Kazimir Malevič e il suo quadrato nero

DI ILARIA PULLE’DI SAN FLORIAN

Kazimir Malevič e il suo quadrato nero.
Il buio, proposto senza mezzi termini all’osservatore, ideale buco nero che tutta la luce trattiene ma al contempo la trasforma in qualcosa di solo apparentemente ignoto, poiché Malevič, attraverso la dirompente concezione di arte suprematista, vuole, nelle sue stesse parole, evocare l’esperienza della pura non oggettività nel vuoto di un nulla libero, attraverso cui trasforma sé stesso nello zero della forma per riemergere dal nulla alla creazione.

Il Suprematismo, nuovo realismo della pittura – uno dei momenti più alti e significativi della storia dell’arte – teorizzato in quel manifesto che, nel 1916, l’artista filosofo stende assieme all’istrionico Vladimir Majakovskij.

L’apparenza della natura che perde valore agli occhi dell’artista, confermando la consapevolezza per cui la forma pittorica non deve derivare né dalla realtà né dalla percezione che l’autore ha di essa, al contrario occorrendo una creazione originata da una profonda riflessione sugli elementi fondanti della pittura.

Un percorso che conduce dall’assenza all’essenza, liberando la rappresentazione da qualunque vincolo, e scegliendo di mostrarla nel nero: il nero, che al pari del bianco si qualifica come non colore, assurge ad una innovativa dimensione iconica, in cui quest’ultimo termine non è assolutamente casuale.

Malevič, infatti, espone la propria opera a San Pietroburgo, nel 1915, lo stesso anno in cui viene realizzata, in un particolare spazio, collocandola in un punto preciso della sala, che è proprio quello situato in alto, all’angolo di incontro tra le due pareti: lo spazio, nella cultura russa, riservato alle icone, che ne afferma in tal modo la spiritualità.

Quella spiritualità che risiede in un nero senza immagine ma non senza colore, ribadendo come la voce dell’arte non sia tanto l’immagine quanto il colore, poiché la pittura può anche fare a meno dell’immagine, ma non del colore.

Un nuovo modo di concepire arte e pittura, che si rivelerà poi fondamentale nell’ispirare le successive realizzazioni monocromatiche di grandi artisti quali Yves Klein, il quale creerà, e brevetterà, il suo IKB – International Klein Blue, tuttora considerato la figura principale del Nouveau Réalisme, il filone francese del movimento americano New Dada, tuttavia ricollegabile ad una forma d’arte più diretta e provocatoria.

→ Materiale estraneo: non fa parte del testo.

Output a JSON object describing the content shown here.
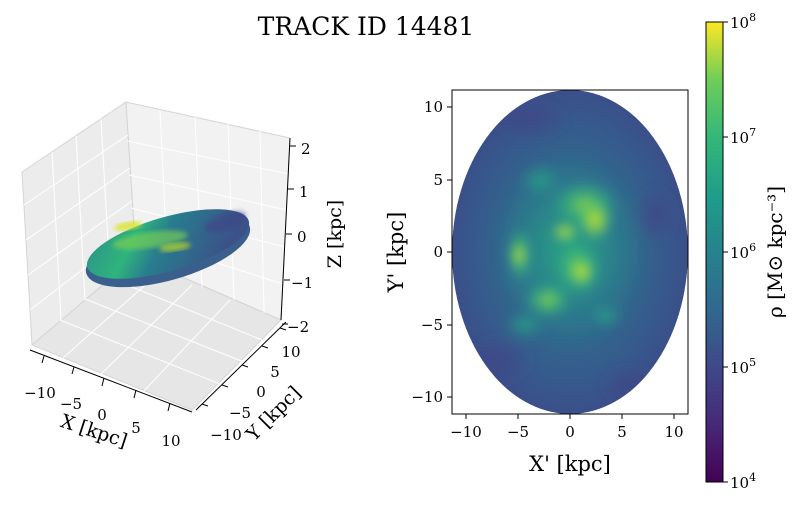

La profonda riflessione al cui esito tutto risulta privato di un contenuto, espresso o simbolista che sia, per giungere alla creazione di un’arte fine a sé stessa, in cui la pittura, a stretto contatto con la pura sensibilità dell’artista, non deve raffigurare ma solo esprimere.

Eliminata la realtà naturale, resta il pensiero delle forme pure, astratte, in ossequio al concetto di arte per l’arte, nel momento in cui il Suprematismo si pone in una fase scientemente transitoria tra Futurismo e Costruttivismo.
Finale. Sipario. Dissolvenza in nero…

 

Immagini: web
Le crepe visibili sulla superficie del dipinto sono, purtroppo, dovute al pessimo stato di conservazione dell’opera.